Heute reist Vogel als Wanderprediger durchs Land, und ist gelegentlich Gast in TV-Talkshows.
"So eine Vergabe der Räumlichkeit der Universität ist erstmal nichts Ungewöhnliches", sagt Asta-Mitglied Dabrowski. Jede Hochschulgruppe könne nach vorheriger Anmeldung bei der Verwaltung Räume der Universität nutzen. Unverständlich sei aber, dass im Vorfeld nicht geprüft werde, wer da im Hörsaal Seminare halte. "Allem Anschein nach wusste in der untersten Verwaltungsebene wohl niemand etwas mit dem Namen Pierre Vogel anzufangen, und die Veranstaltung wurde unkontrolliert durchgewunken."
Das Präsidium der Uni Kiel brauchte mehrere Tage, bis es sich am Montag zu einer ersten Stellungnahme durchrang: Man distanziere sich von den Positionen des Pierre Vogel, ließ das Präsidium wissen, und dass man die "Hintergründe der Veranstaltung" prüfen werde.
Der Asta vermutet, dass der Auftritt des Islamisten dem Präsidium nicht passt, weil Kiel sich derzeit um den Status einer Eliteuniversität bewirbt. Da könnte es schlecht ankommen, einer umstrittenen Figur wie Pierre Vogel Räume zur Verfügung zu stellen.
Einfach verbieten könne die Uni den Vortrag allerdings nicht, denn sie trete nicht selbst als Veranstalter auf. Eine mögliche Handhabe sei, dass die Hochschulgruppe "Maghreb" es versäumt habe, sich wie vorgeschrieben zu Semesterbeginn registrieren zu lassen. Sie sei darum als Hochschulgruppe gar nicht zugelassen und habe auch kein Recht mehr, Räume der Universität zu nutzen.
Bekannt wurde der geplante Auftritt von Pierre Vogel nur, weil Tobias Langguth, bis vor kurzem Vize-Präsident des Studierendenparlaments, von einer Studentin der Islamwissenschaften darauf aufmerksam gemacht wurde. Langguth recherchierte und war entsetzt: "Pierre Vogel sagt offen, dass er für die Scharia eintritt", sagt Langguht. Vogels Verhältnis zur Gewalt sei nicht geklärt, sein Frauenbild indiskutabel.

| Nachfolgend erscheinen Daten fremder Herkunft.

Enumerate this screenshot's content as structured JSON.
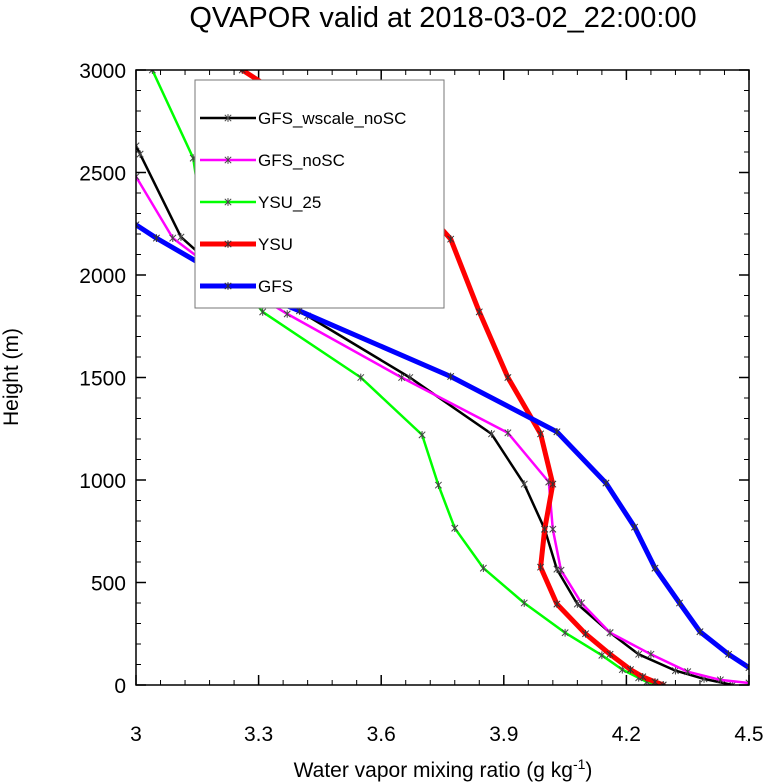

Tatsächlich müssen Frauen und Männer bei Vogels Missionsveranstaltungen getrennt sitzen, und seine Sympathie für die Scharia ist in einigen Videos dokumentiert, die er und seine Anhänger ins Netz stellten. Wenn es der Befehl Allahs sei, Ehebrecher zu steinigen, müsse dieser Befehl ausgeführt werden, sagt Vogel da, vergisst aber nicht, darauf hinzuweisen, dass die Vorschriften im Alten Testament noch weitaus strenger seien.
Bis vor kurzem fungierte Vogel offiziell als Prediger des Vereins "Einladung zum Paradies", inzwischen scheinen sich die Wege allerdings getrennt zu haben: "Wir haften nicht für die Sachen, die Pierre Vogel veranstaltet", sagt Sven Lau, der Sprecher des Vereins, gegenüber der taz. Einen Kontakt könne er nicht vermitteln, Vogel halte sich im Ausland auf.

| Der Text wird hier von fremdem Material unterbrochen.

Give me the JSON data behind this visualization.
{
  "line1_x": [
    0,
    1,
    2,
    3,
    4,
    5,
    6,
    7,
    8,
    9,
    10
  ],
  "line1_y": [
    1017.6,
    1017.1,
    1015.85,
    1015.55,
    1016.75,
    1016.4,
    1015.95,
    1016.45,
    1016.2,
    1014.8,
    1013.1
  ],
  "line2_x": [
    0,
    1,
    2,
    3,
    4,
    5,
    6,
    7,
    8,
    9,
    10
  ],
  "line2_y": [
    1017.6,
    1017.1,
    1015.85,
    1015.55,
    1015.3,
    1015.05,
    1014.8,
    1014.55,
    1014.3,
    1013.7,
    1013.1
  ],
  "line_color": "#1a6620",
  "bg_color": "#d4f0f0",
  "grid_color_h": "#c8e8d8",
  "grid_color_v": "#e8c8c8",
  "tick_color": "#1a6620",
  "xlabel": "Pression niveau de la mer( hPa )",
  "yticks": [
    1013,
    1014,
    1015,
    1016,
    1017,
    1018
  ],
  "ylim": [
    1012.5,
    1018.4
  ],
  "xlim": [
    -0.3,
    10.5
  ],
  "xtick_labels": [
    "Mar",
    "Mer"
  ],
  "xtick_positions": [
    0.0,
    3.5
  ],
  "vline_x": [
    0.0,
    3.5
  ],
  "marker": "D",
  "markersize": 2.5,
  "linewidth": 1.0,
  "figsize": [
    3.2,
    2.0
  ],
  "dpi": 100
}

Verfassungsschützer halten Vogel wegen seiner fundamentalistischen Koran-Interpretation durchaus für einen potenziellen Wegbereiter gewaltbereiter "heiliger Krieger". Obwohl er Terror im Namen des Islam ablehnt, war im Bundesinnenministerium ein Verbot seines Vereins im Gespräch. Die Islamismus-Expertin Claudia Dantschke sagte jedoch kritisch, seine Äußerungen seien möglicherweise verfassungsfeindlich, aber es gebe deutlich radikalere Vereine, die auch Gewalt legitimierten und die man viel eher verbieten müsse.
Das diese Einschätzung realistisch ist, zeigt die Ablehnung, auf die Vogel bei besonders radikalen Salafisten trifft: Diese bezeichnen ihn als "Feind der Mudschaheddin", als "Schleimer" oder als "Ungläubigen".